Les origines du pur-sang arabe sont mal connues et sujettes à bien des débats et aucun consensus n'a pu se dégager. Une chose est tout de même admise par tous : cette race est très ancienne, orientale et forgée par la rude vie en zones désertiques ou semi-désertiques.

À partir du travail de sélection de la dynastie perse des Sassanides, les arabo-musulmans créeront les chevaux arabes qui étonneront tant les premiers croisés par leur agilité.

Les premiers pur-sangs arabes arrivèrent en France au VIIIe siècle lors de la bataille de Poitiers. Au XIIe et XIIIe siècles, l'ordre du Temple prévoyait d'équiper son maître et ses hauts dignitaires de quatre chevaux dont un turcoman, autrement dit un pur-sang arabe. Quelques siècles plus tard, Napoléon Bonaparte œuvra pour promouvoir la race en lui permettant de se reproduire en race pure. Jusqu'alors, il n'était utilisé qu'en croisement.

Au XVIIIe siècle, quelques étalons ont été importés et croisés avec des juments autochtones de Grande-Bretagne. Les produits de ces croisements ont donné les pur-sangs anglais.

Trois étalons arabes sont particulièrement présents dans la race pur-sang anglais :

  • Byerley Turk, importé de Turquie dans les années 1700.
  • Darley Arabian, né en 1705. Il rejoignit l’écurie de Mr Darley en Angleterre.
  • Godolphin Arabian, né en 1724, fut offert à Louis XV par le Bey de Tunis.

Père de toutes les races, le sang vif de ces glorieux ancêtres coule dans les veines de presque toutes les races de chevaux légers modernes. Le pur-sang arabe a été utilisé à travers les âges pour affiner et améliorer de nombreuses races.
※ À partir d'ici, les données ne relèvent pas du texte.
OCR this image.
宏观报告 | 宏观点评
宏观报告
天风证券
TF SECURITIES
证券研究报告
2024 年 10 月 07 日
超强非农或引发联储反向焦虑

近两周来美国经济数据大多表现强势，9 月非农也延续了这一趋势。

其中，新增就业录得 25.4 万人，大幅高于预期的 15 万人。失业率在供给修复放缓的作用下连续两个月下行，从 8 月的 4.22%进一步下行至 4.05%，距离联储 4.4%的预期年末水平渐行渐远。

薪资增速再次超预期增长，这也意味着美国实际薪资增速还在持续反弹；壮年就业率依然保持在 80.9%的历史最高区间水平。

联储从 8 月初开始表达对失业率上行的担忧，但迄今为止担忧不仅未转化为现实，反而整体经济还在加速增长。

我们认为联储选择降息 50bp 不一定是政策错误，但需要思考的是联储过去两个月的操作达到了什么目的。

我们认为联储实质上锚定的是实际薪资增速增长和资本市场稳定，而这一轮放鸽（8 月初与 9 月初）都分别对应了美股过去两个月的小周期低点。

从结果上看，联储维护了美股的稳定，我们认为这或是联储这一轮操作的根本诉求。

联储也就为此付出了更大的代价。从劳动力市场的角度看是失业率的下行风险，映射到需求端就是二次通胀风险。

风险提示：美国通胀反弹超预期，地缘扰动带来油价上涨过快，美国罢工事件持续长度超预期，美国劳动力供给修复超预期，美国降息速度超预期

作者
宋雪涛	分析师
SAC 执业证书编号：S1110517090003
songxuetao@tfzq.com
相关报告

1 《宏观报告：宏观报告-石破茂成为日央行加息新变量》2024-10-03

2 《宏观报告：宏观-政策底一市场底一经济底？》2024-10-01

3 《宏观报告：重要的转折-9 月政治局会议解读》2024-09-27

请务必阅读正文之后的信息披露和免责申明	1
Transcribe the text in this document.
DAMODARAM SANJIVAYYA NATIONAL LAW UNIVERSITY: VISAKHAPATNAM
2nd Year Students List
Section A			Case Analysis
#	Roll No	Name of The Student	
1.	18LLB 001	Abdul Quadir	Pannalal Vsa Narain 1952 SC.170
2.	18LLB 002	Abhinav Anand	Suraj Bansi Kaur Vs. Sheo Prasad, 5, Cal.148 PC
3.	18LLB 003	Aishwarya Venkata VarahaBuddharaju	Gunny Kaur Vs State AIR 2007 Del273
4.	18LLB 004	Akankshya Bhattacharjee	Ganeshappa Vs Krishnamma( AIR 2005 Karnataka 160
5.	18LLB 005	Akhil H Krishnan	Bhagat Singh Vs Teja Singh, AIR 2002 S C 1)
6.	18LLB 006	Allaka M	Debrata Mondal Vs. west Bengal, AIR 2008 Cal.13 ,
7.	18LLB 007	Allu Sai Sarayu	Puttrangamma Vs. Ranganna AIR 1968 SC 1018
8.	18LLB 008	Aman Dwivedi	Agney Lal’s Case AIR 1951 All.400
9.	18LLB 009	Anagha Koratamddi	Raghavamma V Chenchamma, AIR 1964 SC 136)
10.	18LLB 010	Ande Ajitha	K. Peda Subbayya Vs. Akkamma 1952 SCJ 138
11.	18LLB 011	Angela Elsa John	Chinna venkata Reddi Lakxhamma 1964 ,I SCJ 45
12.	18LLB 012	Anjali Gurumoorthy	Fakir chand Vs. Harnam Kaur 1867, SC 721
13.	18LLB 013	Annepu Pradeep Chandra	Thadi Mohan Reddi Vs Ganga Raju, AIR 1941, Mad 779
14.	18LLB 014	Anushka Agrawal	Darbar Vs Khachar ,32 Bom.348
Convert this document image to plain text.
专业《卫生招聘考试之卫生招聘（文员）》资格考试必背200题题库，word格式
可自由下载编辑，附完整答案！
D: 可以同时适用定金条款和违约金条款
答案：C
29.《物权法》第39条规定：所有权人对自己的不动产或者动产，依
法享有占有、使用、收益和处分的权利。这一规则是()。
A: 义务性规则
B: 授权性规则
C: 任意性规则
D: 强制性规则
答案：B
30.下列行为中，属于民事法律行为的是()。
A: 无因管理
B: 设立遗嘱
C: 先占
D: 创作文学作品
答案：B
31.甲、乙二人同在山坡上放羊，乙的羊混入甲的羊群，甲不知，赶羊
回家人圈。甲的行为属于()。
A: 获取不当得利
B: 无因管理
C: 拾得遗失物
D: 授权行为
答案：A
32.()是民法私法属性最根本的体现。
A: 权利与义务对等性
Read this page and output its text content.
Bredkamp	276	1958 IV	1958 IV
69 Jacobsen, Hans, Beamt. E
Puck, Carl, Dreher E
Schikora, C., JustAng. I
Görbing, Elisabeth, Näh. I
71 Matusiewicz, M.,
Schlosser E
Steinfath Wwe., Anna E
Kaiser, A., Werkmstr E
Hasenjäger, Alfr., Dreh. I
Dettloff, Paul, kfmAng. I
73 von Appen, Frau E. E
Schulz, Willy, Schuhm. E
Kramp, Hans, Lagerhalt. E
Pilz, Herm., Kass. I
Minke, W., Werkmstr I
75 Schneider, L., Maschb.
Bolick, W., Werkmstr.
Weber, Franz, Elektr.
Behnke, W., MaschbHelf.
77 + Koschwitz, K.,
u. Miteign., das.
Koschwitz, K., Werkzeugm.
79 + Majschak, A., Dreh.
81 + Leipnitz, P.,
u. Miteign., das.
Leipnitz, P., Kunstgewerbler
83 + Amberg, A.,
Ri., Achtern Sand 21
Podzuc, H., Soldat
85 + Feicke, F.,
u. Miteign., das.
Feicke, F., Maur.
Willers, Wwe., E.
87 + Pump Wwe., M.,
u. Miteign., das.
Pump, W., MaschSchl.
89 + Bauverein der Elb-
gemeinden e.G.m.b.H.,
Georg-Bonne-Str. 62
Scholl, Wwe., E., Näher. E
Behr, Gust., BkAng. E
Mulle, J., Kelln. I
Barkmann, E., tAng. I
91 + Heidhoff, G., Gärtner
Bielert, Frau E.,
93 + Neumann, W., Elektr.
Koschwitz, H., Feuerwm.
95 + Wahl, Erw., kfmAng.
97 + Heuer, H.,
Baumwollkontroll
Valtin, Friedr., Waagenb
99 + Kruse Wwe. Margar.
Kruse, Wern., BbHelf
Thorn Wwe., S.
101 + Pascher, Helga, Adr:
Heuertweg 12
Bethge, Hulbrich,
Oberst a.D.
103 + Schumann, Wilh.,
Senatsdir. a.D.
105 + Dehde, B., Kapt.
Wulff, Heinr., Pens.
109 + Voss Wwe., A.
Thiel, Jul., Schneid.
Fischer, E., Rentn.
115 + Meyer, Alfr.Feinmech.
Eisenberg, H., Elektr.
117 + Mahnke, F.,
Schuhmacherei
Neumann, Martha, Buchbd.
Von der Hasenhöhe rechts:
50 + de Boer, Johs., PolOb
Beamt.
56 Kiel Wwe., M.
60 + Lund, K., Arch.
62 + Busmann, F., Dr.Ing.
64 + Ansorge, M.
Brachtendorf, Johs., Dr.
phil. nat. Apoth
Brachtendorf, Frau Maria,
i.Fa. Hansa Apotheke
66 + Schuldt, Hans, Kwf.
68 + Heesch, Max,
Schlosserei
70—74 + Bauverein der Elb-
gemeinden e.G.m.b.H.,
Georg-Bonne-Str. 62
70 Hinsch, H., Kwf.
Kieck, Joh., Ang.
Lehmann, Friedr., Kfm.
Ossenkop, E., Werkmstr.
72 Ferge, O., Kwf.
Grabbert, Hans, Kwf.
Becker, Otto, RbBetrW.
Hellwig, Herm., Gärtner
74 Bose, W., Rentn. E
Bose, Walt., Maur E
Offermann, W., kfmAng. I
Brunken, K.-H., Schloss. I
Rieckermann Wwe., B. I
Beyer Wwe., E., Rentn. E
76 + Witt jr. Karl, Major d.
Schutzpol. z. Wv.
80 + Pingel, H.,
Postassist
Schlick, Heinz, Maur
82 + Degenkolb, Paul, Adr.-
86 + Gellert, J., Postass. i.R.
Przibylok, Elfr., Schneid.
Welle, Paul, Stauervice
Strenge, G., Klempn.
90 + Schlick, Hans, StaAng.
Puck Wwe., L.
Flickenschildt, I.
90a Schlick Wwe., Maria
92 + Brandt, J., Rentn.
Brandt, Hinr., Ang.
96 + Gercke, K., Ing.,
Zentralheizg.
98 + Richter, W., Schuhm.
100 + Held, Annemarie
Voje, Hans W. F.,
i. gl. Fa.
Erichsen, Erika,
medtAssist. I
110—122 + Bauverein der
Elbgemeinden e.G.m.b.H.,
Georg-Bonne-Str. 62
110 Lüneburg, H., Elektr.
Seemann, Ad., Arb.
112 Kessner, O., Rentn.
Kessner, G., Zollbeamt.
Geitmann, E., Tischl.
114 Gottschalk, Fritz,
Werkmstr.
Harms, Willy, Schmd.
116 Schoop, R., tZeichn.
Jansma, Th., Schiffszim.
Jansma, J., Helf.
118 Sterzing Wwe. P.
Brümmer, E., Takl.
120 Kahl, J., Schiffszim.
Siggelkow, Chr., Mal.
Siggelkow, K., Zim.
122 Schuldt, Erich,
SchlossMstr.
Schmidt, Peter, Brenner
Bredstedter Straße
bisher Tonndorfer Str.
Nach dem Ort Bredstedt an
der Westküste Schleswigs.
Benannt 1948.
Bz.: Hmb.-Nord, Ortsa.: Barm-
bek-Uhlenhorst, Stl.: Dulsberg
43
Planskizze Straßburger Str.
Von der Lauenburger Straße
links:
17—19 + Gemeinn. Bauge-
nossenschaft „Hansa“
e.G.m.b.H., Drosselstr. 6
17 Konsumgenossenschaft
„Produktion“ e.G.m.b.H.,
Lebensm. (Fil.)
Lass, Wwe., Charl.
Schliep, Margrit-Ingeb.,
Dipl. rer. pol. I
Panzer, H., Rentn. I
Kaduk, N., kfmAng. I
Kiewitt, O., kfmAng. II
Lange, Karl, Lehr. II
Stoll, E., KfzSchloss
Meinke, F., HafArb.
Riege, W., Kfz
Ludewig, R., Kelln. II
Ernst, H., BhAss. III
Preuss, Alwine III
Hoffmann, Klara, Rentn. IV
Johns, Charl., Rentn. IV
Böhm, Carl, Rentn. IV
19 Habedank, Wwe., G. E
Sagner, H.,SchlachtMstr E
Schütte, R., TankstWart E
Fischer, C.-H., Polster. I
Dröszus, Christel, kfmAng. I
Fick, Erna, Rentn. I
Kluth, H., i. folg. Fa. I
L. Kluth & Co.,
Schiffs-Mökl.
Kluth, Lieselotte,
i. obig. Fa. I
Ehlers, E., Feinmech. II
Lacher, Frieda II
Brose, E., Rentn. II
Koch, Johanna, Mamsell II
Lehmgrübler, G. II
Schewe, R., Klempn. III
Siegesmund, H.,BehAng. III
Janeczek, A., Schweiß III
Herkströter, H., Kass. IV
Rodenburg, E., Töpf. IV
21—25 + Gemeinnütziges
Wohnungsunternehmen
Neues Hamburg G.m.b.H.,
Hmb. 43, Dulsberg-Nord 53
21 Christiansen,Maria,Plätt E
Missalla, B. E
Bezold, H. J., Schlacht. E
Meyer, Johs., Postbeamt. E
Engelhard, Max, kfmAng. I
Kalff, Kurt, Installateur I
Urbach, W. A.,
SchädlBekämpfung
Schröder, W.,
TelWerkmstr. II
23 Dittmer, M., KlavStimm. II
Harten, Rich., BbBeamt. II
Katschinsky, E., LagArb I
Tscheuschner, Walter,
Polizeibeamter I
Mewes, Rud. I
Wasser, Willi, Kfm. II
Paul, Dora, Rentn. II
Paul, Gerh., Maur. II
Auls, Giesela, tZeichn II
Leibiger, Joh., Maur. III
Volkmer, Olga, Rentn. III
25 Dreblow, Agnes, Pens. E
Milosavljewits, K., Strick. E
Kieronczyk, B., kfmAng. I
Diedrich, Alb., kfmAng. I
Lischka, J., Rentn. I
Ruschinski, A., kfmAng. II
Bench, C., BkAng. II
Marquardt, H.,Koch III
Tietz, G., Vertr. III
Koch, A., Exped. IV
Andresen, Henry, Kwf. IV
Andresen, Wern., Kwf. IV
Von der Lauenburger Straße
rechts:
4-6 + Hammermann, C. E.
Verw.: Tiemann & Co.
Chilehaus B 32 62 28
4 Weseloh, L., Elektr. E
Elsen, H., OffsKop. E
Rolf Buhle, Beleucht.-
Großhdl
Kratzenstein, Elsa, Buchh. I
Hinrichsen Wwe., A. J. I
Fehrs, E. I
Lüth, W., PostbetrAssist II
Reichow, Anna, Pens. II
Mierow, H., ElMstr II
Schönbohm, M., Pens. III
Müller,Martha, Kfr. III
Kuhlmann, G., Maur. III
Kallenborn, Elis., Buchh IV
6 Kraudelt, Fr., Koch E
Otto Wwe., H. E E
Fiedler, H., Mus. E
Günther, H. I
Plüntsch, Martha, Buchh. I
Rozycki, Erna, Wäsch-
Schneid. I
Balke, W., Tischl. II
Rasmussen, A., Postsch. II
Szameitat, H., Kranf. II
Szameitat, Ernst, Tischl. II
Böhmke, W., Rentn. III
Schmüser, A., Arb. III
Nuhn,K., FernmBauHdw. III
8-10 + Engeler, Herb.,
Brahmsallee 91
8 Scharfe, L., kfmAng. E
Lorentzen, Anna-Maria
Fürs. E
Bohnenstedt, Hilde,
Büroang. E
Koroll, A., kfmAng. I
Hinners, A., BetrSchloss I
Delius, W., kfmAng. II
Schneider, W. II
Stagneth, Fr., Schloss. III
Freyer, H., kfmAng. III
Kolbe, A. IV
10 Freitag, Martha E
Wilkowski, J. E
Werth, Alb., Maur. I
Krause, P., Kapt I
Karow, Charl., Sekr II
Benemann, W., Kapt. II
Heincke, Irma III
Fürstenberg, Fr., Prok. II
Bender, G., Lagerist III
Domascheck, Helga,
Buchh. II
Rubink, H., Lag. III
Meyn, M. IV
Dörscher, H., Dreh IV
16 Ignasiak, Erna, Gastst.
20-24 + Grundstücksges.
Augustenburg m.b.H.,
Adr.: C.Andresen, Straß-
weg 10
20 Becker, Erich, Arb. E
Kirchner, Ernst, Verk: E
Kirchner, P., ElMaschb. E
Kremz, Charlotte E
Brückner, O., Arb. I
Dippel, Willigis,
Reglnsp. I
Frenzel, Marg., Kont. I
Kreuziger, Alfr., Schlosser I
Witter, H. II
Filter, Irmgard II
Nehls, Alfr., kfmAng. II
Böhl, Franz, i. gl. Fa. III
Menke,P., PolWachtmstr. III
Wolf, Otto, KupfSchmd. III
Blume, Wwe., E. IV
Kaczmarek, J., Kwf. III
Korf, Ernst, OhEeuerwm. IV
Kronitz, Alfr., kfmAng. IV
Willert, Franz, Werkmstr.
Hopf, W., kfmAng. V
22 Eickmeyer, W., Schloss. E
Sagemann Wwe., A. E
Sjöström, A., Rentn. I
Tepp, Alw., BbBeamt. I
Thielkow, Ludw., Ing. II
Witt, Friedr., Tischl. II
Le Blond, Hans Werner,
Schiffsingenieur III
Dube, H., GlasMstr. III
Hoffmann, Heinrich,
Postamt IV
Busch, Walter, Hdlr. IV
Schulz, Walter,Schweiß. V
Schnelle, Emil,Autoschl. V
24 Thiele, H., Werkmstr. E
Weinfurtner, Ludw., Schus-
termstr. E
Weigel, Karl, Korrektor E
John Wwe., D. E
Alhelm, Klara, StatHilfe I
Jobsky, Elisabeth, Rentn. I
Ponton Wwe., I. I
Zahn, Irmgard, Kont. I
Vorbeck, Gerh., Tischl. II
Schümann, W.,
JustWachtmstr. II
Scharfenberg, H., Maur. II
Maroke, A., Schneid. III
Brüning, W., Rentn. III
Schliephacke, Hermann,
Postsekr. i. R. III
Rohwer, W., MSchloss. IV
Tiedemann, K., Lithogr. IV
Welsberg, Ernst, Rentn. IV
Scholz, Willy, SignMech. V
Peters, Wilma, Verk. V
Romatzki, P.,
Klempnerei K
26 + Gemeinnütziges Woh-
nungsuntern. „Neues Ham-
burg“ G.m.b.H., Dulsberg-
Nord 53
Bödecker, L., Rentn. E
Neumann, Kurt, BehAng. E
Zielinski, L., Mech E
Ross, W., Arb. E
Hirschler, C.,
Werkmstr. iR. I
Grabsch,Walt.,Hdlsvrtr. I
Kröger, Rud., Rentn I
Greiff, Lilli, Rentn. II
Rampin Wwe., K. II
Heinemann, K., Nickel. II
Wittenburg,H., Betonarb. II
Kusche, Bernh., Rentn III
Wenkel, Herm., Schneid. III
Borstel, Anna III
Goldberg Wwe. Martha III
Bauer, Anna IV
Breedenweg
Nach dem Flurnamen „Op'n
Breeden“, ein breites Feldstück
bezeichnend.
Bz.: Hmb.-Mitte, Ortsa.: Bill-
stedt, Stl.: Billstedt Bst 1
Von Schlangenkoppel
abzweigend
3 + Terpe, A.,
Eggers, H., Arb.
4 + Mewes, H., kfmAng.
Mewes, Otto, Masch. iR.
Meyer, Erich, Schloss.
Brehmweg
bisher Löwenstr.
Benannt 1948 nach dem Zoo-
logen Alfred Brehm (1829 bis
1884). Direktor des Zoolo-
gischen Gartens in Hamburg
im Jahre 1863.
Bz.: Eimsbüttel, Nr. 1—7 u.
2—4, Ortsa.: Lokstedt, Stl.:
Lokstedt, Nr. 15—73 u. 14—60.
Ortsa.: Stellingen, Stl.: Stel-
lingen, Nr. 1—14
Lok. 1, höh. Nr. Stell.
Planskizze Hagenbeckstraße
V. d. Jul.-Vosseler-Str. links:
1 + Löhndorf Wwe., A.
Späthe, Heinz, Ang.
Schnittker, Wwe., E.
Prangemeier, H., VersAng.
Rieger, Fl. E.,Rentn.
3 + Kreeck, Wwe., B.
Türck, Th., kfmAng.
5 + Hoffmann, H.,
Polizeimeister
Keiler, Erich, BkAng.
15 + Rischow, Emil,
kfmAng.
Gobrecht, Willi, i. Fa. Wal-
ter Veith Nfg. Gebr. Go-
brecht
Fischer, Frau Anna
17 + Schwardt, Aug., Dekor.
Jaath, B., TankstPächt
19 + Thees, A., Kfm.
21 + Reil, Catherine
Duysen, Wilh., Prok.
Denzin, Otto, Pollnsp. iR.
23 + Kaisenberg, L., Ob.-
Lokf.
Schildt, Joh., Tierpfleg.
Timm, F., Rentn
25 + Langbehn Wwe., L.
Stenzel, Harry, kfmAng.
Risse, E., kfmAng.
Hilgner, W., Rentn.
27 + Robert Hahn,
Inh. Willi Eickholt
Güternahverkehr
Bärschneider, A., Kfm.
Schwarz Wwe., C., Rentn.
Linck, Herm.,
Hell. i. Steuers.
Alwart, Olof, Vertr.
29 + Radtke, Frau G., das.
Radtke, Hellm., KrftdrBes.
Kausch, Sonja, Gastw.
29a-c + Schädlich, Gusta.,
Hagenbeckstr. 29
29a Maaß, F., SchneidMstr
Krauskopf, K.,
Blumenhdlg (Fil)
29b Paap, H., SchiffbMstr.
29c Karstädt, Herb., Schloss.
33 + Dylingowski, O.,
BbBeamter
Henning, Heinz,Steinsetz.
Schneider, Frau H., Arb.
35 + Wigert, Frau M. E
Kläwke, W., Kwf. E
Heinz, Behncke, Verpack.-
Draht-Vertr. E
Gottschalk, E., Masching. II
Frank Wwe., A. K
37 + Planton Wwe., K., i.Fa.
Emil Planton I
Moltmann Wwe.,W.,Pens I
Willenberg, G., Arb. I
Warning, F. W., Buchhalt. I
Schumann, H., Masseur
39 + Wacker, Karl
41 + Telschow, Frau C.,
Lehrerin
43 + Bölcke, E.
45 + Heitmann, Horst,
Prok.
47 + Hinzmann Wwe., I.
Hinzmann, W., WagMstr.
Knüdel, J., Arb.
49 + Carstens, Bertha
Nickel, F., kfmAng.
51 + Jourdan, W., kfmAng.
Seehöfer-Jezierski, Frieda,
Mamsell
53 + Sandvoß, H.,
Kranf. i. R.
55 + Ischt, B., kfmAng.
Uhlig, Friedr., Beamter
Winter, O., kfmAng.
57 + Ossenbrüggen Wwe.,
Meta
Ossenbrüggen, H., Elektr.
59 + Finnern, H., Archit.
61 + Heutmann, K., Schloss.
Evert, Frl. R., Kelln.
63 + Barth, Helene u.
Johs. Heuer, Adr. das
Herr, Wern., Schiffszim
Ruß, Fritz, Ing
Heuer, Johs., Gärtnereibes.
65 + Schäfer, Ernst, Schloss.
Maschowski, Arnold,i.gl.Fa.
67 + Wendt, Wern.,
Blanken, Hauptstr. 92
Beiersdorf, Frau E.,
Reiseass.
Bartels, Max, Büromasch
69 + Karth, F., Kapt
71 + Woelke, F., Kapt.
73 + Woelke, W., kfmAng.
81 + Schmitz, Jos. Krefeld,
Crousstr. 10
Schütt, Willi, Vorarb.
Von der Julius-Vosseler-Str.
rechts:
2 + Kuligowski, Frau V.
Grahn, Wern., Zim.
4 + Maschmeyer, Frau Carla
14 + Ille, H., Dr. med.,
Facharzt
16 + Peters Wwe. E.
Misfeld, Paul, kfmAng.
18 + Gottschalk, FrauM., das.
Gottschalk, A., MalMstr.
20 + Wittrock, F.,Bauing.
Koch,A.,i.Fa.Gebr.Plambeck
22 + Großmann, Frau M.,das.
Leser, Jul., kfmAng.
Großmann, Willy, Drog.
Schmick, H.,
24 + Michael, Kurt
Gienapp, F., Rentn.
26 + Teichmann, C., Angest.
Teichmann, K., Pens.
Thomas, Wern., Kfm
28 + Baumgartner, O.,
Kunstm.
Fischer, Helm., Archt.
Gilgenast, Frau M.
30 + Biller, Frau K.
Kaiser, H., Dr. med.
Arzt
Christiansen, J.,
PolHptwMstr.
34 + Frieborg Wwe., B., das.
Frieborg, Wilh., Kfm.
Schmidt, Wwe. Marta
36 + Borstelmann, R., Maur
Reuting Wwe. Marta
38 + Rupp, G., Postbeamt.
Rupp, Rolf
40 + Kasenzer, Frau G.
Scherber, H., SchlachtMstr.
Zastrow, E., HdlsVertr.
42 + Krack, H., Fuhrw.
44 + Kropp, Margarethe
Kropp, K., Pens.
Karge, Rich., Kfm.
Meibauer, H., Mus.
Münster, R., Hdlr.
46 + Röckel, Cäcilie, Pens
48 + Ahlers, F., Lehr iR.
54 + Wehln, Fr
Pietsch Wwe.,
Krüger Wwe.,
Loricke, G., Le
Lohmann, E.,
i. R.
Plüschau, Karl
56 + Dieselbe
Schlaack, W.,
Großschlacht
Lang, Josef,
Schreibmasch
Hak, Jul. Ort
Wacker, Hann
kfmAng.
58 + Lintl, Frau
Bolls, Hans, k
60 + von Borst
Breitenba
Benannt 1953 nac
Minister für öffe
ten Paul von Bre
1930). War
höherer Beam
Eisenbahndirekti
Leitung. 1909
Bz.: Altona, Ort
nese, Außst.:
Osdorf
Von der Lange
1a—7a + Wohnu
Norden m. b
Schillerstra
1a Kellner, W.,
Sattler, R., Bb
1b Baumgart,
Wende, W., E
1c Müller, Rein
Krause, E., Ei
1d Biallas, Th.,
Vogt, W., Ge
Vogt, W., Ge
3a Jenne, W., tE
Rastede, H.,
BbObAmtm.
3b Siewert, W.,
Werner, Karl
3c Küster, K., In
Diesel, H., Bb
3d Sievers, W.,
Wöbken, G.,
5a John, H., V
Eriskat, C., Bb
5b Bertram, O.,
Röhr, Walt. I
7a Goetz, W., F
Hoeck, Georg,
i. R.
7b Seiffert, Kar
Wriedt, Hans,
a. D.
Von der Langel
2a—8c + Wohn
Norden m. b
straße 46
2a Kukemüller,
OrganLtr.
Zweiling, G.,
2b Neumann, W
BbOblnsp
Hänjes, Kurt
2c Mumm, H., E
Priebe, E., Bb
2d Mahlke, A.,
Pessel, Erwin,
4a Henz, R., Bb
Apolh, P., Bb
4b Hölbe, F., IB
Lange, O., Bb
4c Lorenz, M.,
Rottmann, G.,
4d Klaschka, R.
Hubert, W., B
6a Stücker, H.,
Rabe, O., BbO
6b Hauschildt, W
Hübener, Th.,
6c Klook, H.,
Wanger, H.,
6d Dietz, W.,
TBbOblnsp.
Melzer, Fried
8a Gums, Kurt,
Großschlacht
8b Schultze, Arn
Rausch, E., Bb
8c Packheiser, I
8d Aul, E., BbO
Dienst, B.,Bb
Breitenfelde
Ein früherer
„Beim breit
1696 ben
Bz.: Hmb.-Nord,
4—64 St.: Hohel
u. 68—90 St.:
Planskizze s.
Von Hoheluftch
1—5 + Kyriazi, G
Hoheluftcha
Parmi les haras célèbres, il faut citer Janow Podlaski (Pologne), Tersky Stud (Russie), Om el Arab (Allemagne) et Crabbet Park (Angleterre). Dans ce dernier vécut le "cheval du siècle", Skowronek, dont la lignée a produit plus de 1000 champions en 15 ans. À noter enfin que les Etats-Unis possèdent à eux seuls près de 90% des chevaux de cette race.

Le désert

Ses caractéristiques ainsi que son homogénéité étaient déjà bien établies vers la fin du 1er millénaire, sous la dynastie Abasside des Califes de Bagdad. Le désert a forgé le cheval arabe. Presque mille ans de vie nomade en milieu hostile l'ont rendu endurant et sobre. Puis la vie aux côtés des bédouins l'a amené à parcourir de longues distances en peu de temps. Il y a gagné la vitesse et la robustesse.

Dans le désert les dunes peuvent se succéder à perte de vue, sous une chaleur torride suivie de la nuit glaciale. Mais le désert est aussi constitué de plateaux caillouteux et de montagnes aux sommets enneigés. Ce milieu est aussi hostile que varié et le manque d’eau reste la plus grande préoccupation. Aussi, les chevaux qui y vivent doivent se contenter de peu, quelques touffes d’herbes ça et là, quelques dattes, les maigres pâturages trouvés au gré des chemins. Lorsqu'ils vivent avec les hommes, cette nourriture peut être complétée avec du lait de chamelle.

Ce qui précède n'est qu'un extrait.